Rowan and Leif are similar to Dorian and my other fathers—they don’t have a physical love for each other, that’s abundantly clear, but each would step in to protect the other without a thought and have done many times.

Naturally, I’ve researched the definition of love and that’s only confused me more, but one element stands out. The very thing that makes me ‘their’ Violet rather than the one who never belonged to anybody—I’m invested in each of the guys’ safety and happiness. In their lives.

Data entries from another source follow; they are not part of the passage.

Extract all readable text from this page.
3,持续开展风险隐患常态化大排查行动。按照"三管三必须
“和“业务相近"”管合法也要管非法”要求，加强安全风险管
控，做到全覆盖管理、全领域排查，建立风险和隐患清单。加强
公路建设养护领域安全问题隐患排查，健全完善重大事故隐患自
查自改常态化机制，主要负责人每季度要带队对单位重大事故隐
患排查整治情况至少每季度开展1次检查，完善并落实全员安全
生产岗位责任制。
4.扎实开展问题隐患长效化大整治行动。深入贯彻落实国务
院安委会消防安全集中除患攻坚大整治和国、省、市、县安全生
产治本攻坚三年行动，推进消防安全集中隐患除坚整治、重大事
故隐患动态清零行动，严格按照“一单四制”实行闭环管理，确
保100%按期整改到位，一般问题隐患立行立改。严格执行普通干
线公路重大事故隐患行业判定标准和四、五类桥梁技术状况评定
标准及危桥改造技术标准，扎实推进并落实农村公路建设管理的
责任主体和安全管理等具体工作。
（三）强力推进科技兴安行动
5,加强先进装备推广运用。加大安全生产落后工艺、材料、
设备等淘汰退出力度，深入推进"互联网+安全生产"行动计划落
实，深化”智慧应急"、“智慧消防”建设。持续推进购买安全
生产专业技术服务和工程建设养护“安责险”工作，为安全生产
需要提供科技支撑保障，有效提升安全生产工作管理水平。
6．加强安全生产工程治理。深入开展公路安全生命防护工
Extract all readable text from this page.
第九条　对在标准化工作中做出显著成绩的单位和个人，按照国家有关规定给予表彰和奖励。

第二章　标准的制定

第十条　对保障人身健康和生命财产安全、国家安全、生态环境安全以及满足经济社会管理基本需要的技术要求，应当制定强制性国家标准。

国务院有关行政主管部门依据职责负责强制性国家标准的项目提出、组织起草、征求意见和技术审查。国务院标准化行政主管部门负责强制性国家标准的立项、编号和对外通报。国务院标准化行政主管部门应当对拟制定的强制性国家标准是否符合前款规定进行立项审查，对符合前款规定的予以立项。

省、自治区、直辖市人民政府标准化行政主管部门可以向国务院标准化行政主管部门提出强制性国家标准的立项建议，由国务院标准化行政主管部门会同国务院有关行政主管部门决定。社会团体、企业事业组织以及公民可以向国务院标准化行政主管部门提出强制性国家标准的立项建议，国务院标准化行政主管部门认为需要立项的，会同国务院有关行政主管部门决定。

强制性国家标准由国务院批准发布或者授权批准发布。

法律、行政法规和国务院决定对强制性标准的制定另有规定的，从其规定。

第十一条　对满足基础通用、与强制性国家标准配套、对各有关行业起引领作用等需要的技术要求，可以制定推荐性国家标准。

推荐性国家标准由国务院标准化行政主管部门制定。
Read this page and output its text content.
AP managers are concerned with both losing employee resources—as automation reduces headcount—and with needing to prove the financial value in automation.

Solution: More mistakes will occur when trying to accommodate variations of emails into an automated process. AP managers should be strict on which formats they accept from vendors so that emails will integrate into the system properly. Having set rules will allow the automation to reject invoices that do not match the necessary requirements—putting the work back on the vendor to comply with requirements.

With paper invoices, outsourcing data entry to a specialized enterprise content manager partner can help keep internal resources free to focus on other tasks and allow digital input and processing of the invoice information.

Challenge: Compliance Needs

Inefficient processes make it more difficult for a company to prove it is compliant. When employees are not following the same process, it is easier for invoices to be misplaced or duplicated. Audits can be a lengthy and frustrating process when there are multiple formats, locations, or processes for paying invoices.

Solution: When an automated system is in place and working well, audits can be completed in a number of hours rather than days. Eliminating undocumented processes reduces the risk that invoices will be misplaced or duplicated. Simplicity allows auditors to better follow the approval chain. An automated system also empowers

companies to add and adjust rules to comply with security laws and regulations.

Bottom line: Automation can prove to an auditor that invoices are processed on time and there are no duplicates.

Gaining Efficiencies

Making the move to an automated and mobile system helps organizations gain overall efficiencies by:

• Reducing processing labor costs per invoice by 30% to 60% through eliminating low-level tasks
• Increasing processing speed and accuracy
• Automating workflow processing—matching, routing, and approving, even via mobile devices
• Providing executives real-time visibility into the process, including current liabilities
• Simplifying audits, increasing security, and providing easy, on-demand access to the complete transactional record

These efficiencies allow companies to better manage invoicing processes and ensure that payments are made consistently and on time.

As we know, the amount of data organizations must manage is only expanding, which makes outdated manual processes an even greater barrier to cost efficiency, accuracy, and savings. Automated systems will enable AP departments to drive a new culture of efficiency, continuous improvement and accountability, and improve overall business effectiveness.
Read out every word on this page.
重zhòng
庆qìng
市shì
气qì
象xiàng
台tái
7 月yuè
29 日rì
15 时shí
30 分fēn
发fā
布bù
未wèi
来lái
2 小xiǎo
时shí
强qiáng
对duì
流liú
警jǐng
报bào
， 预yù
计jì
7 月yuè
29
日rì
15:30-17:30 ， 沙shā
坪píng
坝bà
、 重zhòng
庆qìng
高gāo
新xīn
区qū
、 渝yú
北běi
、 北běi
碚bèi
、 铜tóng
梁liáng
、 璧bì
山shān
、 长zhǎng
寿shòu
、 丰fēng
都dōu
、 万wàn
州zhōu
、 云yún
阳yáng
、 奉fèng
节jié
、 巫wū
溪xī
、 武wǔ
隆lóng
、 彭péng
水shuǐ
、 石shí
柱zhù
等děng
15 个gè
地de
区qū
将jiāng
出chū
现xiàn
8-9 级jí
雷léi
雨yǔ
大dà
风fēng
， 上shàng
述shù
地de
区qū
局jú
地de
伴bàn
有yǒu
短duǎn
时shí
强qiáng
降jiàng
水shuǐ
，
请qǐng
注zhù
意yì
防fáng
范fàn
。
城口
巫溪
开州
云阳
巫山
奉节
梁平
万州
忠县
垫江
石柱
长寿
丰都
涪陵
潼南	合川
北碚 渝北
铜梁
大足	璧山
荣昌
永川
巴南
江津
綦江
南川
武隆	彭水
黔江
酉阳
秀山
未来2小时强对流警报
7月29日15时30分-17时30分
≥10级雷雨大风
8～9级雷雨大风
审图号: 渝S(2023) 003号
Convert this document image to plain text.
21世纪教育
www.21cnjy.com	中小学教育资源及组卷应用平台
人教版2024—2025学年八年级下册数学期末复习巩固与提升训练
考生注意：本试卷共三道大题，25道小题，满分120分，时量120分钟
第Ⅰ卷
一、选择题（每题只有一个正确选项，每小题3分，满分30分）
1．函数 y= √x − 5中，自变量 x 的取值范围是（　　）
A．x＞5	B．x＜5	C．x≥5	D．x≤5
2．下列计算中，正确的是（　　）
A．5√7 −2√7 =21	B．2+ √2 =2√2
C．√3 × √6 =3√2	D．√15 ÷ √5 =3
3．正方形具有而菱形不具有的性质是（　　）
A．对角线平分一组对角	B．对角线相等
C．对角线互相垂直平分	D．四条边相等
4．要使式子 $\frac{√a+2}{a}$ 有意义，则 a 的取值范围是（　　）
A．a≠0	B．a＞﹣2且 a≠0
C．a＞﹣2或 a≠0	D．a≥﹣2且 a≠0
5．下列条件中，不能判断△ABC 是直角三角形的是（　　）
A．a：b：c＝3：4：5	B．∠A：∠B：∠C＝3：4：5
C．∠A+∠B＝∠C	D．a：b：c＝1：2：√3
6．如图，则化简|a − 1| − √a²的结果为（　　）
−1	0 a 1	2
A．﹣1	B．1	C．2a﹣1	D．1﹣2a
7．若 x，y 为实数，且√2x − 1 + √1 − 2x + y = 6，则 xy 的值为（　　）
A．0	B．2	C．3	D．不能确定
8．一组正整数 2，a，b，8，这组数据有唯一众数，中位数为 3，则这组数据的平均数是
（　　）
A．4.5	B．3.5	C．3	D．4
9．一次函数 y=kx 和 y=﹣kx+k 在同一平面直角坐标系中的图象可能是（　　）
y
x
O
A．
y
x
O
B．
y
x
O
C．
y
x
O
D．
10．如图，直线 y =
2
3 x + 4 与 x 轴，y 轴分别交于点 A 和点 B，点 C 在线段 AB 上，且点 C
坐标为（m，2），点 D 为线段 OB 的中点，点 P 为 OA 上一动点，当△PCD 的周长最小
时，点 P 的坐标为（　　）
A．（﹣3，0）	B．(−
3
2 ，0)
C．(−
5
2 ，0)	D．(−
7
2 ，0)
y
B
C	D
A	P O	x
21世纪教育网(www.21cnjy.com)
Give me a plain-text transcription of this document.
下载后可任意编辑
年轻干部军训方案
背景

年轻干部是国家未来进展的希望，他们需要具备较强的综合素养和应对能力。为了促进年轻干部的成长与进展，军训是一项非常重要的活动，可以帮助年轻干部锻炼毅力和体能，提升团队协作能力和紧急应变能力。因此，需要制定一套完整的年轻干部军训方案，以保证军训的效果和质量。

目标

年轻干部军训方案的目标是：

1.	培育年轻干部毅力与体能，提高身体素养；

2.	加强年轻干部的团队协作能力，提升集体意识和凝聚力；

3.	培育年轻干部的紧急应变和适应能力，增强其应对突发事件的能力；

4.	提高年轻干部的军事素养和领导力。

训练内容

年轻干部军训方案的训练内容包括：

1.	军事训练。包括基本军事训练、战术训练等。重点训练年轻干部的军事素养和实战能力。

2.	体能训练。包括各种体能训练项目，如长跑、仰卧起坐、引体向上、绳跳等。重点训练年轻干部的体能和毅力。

Physical love? That’s a deeper connection ‘their Violet’ has yet to explore fully, but one that’s prompted another change. If I didn’t love these guys, I’d never crave their attentions. Because I’m growing aware that I do want more. The comfort in Leif’s hugs, and how his scent draws me to wanting more of his warmth. The naturalness of Rowan’s touch and how his gentleness can give way to a desire he manages to hold back—for now.

And Grayson.

That frozen moment in my room when his lips touched mine, when the simmering need I deny almost unleashed. And when everything did unleash and led to damaged lockers and a new understanding between us. Grayson looks at me in a rawer way than Leif or Rowan, either because he can’t—or doesn’t want to—hide the need burning behind his emerald eyes.

I blow air into my cheeks and almost slap myself around the head. Focus on something I can find a solution for and fit everything neatly into place once I do.

The tiara. Madison. These are facts to find and solve. Solve emotions? That’s never going to happen.